At that time, Ruth Ellen and her parents board the Silver Meteor train bound for New York. They join a group of millions of African Americans, some of whom were enslaved and others who were born free, who left the South in the hope of a better life. In the book Narrative of the Life of Frederick Douglass, Ruth Ellen read about Douglass’s journey and found a lot of similarities between her own journey and Douglass’s.

Ages 4 to 8:

The Patchwork Path

by Bettye Stroud, illustrated by Erin Susanne Bennett

The Patchwork Path is a great match for Jacqueline Woodson’s Show Way, which has secretly coded quilts. This time, the young girl at the center is following the secrets to get out. Hannah and her Papa work together to decipher the gift from Mama and make the dangerous trip north from Georgia. People who were slaves risked everything to become free. Hannah and her father are like those people.

Ages 5 to 8:

From Slave Ship to Freedom Road

by Julius Lester, illustrated by Rod Brown

My ancestors have names I don’t know or will never know, and I think about them all the time. They saw promises made casually and easily broken, and they saw people get thrown into the sea. Julius Lester’s history of slavery in the United States for older people starts with the terrible conditions of the slave ships that traveled the Middle Passage. Finally, the slaves were freed.

Ages 8 to 12:

Trailblazers: Harriet Tubman

by Sandra A. Agard

Trailblazers Harriet Tubman

An exciting biography of Harriet Tubman comes from the Trailblazers series, and it’s a great choice for middle-grade readers. Tubman didn’t rest until she led as many people to freedom as she could. She crossed the Mason-Dixon line after a dangerous, nearly 100-mile journey. Readers will learn about Tubman’s life, but they will also learn about important historical events, like the conditions of slavery and the divide between the North and the South.

Ages 8 to 12:

Harriet Tubman (Little People, Big Dreams)

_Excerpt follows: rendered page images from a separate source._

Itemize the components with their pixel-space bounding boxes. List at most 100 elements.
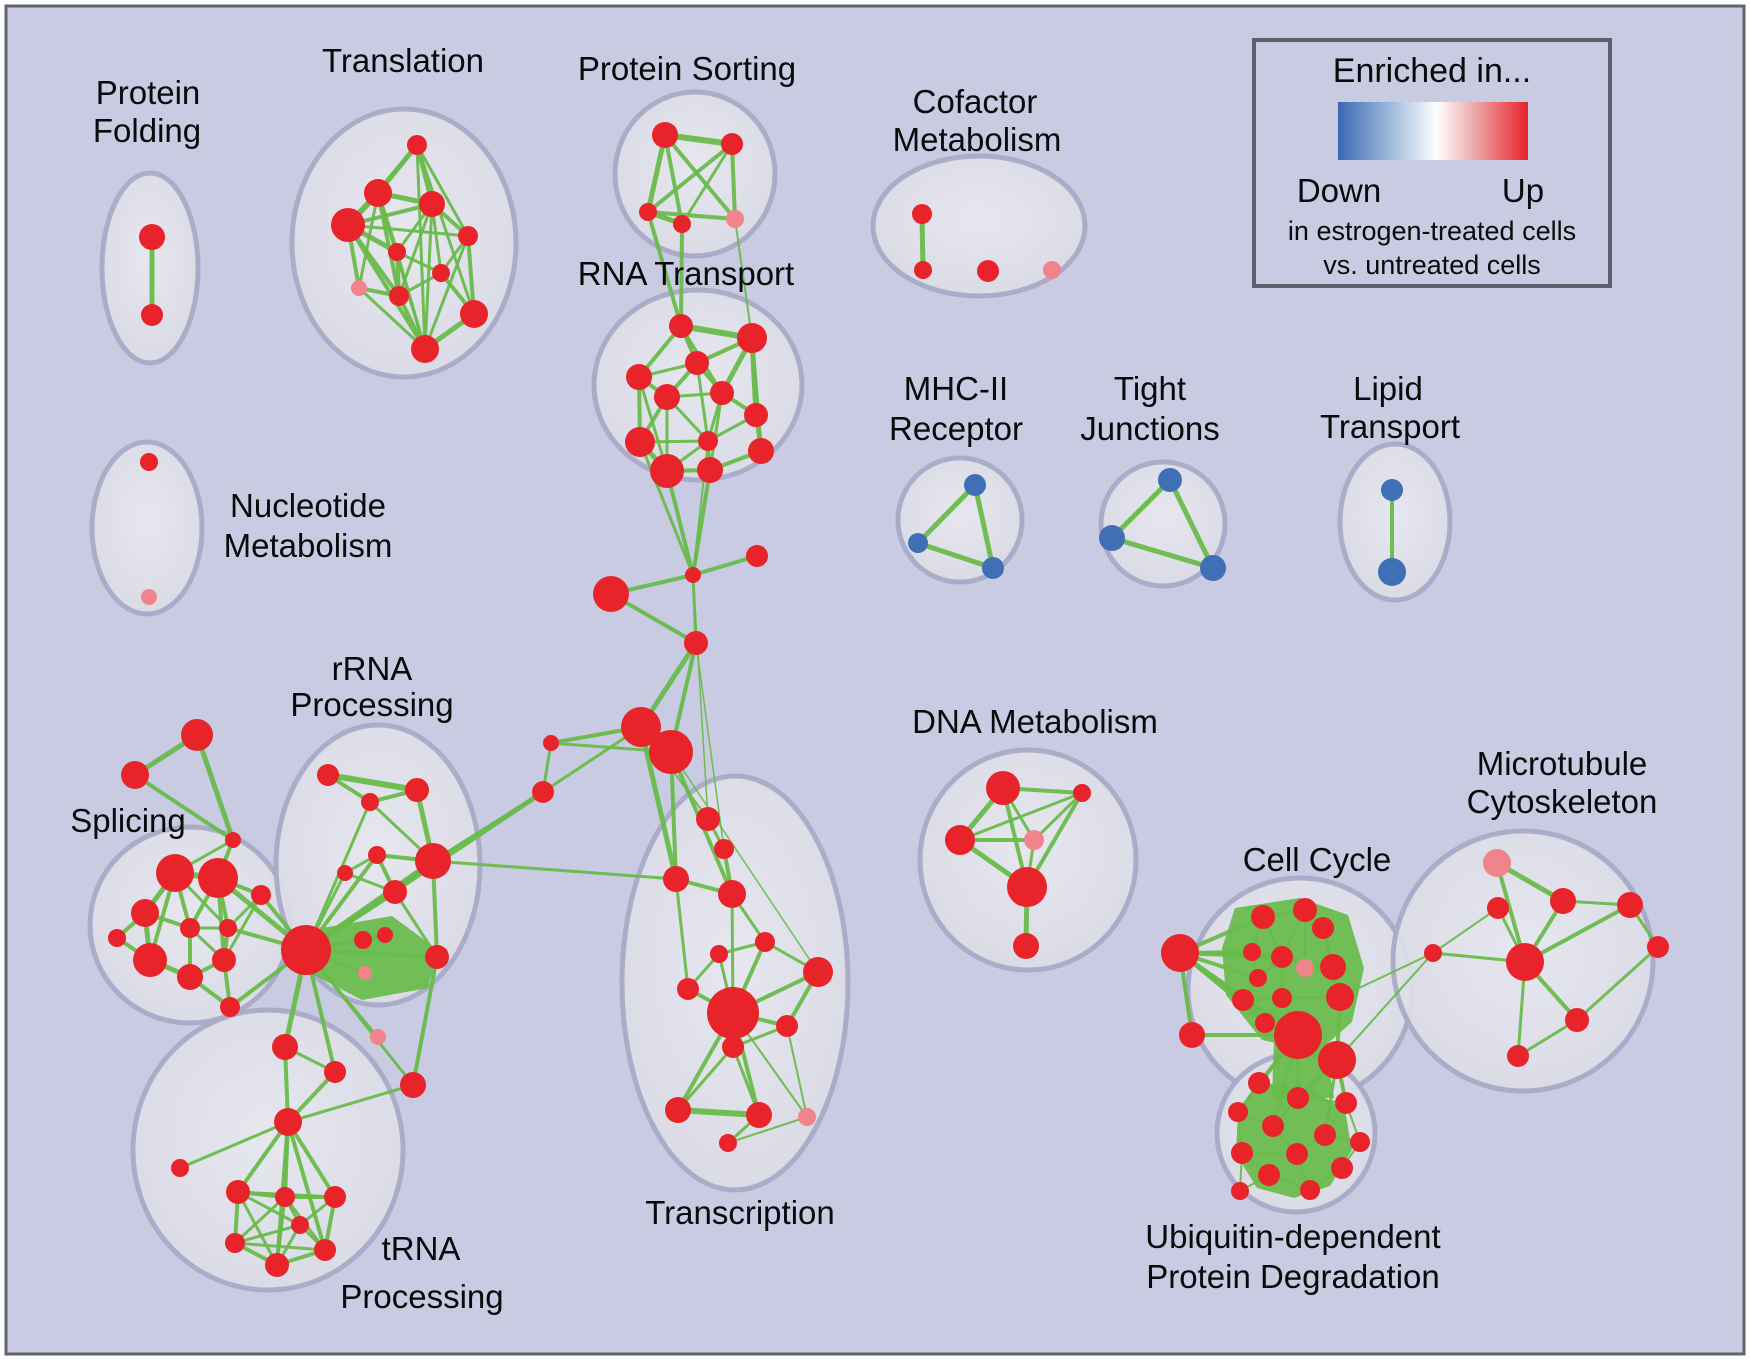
gene-set-node-U1 (1248, 1072, 1270, 1094)
gene-set-node-CC16 (1274, 1011, 1322, 1059)
enrichment-overlap-edge (357, 286, 427, 351)
gene-set-node-TR9 (707, 987, 759, 1039)
gene-set-node-A3 (225, 832, 241, 848)
legend-up-label: Up (1501, 172, 1545, 209)
enrichment-overlap-edge (431, 790, 545, 863)
gene-set-node-R7 (415, 843, 451, 879)
enrichment-overlap-edge (346, 223, 427, 351)
gene-set-node-D2 (945, 825, 975, 855)
cluster-label: Cytoskeleton (1467, 783, 1658, 820)
gene-set-node-TR3 (663, 866, 689, 892)
enrichment-overlap-edge (178, 1120, 290, 1170)
gene-set-node-TR2 (714, 839, 734, 859)
gene-set-node-T7 (432, 264, 450, 282)
enrichment-overlap-edge (194, 732, 236, 843)
gene-set-node-LT1 (1381, 479, 1403, 501)
gene-set-node-TR5 (755, 932, 775, 952)
gene-set-node-U13 (1231, 1182, 1249, 1200)
enrichment-overlap-edge (680, 142, 734, 226)
cluster-label: Metabolism (224, 527, 393, 564)
enrichment-overlap-edge (236, 1120, 290, 1194)
gene-set-node-X4 (171, 1159, 189, 1177)
legend-gradient-bar (1338, 102, 1528, 160)
gene-set-node-SN2 (532, 781, 554, 803)
gene-set-node-T2 (364, 179, 392, 207)
gene-set-node-TR11 (722, 1036, 744, 1058)
gene-set-node-M7 (1647, 936, 1669, 958)
gene-set-node-PS2 (721, 133, 743, 155)
legend-subtitle-line1: in estrogen-treated cells (1287, 216, 1577, 246)
gene-set-node-T8 (351, 280, 367, 296)
gene-set-node-RT12 (697, 457, 723, 483)
gene-set-node-T4 (331, 208, 365, 242)
legend-title: Enriched in... (1332, 52, 1532, 90)
enrichment-overlap-edge (646, 142, 734, 214)
enrichment-overlap-edge (415, 143, 476, 316)
gene-set-node-C3 (593, 576, 629, 612)
gene-set-node-CC1 (1161, 934, 1199, 972)
cluster-label: Translation (322, 42, 484, 79)
cluster-label: Transcription (645, 1194, 835, 1231)
gene-set-node-NM1 (140, 453, 158, 471)
gene-set-node-U7 (1350, 1132, 1370, 1152)
gene-set-node-U9 (1286, 1143, 1308, 1165)
gene-set-node-TR15 (719, 1134, 737, 1152)
gene-set-node-R9 (354, 931, 372, 949)
enrichment-overlap-edge (786, 1025, 808, 1118)
gene-set-node-R11 (425, 945, 449, 969)
cluster-label: Receptor (889, 410, 1023, 447)
gene-set-node-L10 (220, 997, 240, 1017)
gene-set-node-L9 (212, 948, 236, 972)
enrichment-overlap-edge (674, 877, 690, 991)
gene-set-node-N3 (324, 1186, 346, 1208)
gene-set-node-U4 (1228, 1102, 1248, 1122)
enrichment-overlap-edge (958, 791, 1084, 842)
enrichment-overlap-edge (1432, 907, 1499, 954)
cluster-label: Cofactor (913, 83, 1038, 120)
gene-set-node-L8 (177, 964, 203, 990)
enrichment-overlap-edge (670, 751, 819, 973)
gene-set-node-L3 (131, 899, 159, 927)
gene-set-node-M5 (1424, 944, 1442, 962)
gene-set-node-C2 (746, 545, 768, 567)
gene-set-node-CC17 (1318, 1041, 1356, 1079)
enrichment-overlap-edge (972, 482, 996, 571)
gene-set-node-CC9 (1249, 969, 1267, 987)
enrichment-overlap-edge (415, 143, 427, 351)
nodes-layer (108, 122, 1669, 1277)
enrichment-overlap-edge (679, 222, 684, 328)
gene-set-node-CC6 (1271, 946, 1293, 968)
gene-set-node-U3 (1335, 1092, 1357, 1114)
gene-set-node-D3 (1073, 784, 1091, 802)
gene-set-node-X1 (272, 1034, 298, 1060)
gene-set-node-R3 (405, 778, 429, 802)
cluster-mhc-ii-receptor (895, 455, 1025, 585)
enrichment-overlap-edge (915, 540, 996, 571)
enrichment-overlap-edge (423, 234, 470, 351)
enrichment-overlap-edge (1109, 477, 1173, 541)
enrichment-overlap-edge (1109, 535, 1216, 571)
enrichment-overlap-edge (222, 893, 263, 962)
cluster-label: Transport (1320, 408, 1460, 445)
legend-subtitle-line2: vs. untreated cells (1323, 250, 1541, 280)
gene-set-node-RT8 (625, 427, 655, 457)
gene-set-node-PS5 (726, 210, 744, 228)
cluster-cofactor-metabolism (870, 153, 1088, 299)
gene-set-node-H2 (649, 730, 693, 774)
cluster-label: Tight (1114, 370, 1186, 407)
enrichment-overlap-edge (727, 1116, 808, 1144)
gene-set-node-N7 (291, 1216, 309, 1234)
enrichment-overlap-edge (395, 250, 427, 351)
cluster-label: RNA Transport (578, 255, 794, 292)
cluster-label: Ubiquitin-dependent (1145, 1218, 1440, 1255)
enrichment-overlap-edge (303, 858, 436, 953)
cluster-label: DNA Metabolism (912, 703, 1158, 740)
cluster-label: Metabolism (893, 121, 1062, 158)
enrichment-overlap-edge (1339, 952, 1434, 998)
cluster-label: Junctions (1080, 410, 1219, 447)
cluster-label: Microtubule (1477, 745, 1648, 782)
cluster-label: Protein Degradation (1146, 1258, 1440, 1295)
gene-set-node-TR14 (798, 1108, 816, 1126)
gene-set-node-RT3 (685, 351, 709, 375)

By Isabel Sanchez Vegara, illustrated by Pili Aguado

This is how Harriet Tubman was born: in the 1800s, she was forced to work on a plantation in Maryland, USA. She helped her family get to the north of the country, even though it was hard. Even though she was safe, she kept going back to the south many, many times in order to help other people get free. Since she was strong and brave, many slaves were able to get away through a secret group called the Underground Railroad.

The book is written and presented in a way that is appropriate for young children. It also has real historical photos at the back. YouTube has a lot of short documentaries about Harriet Tubman. You can also watch the 2009 movie, Harriet, which is about her.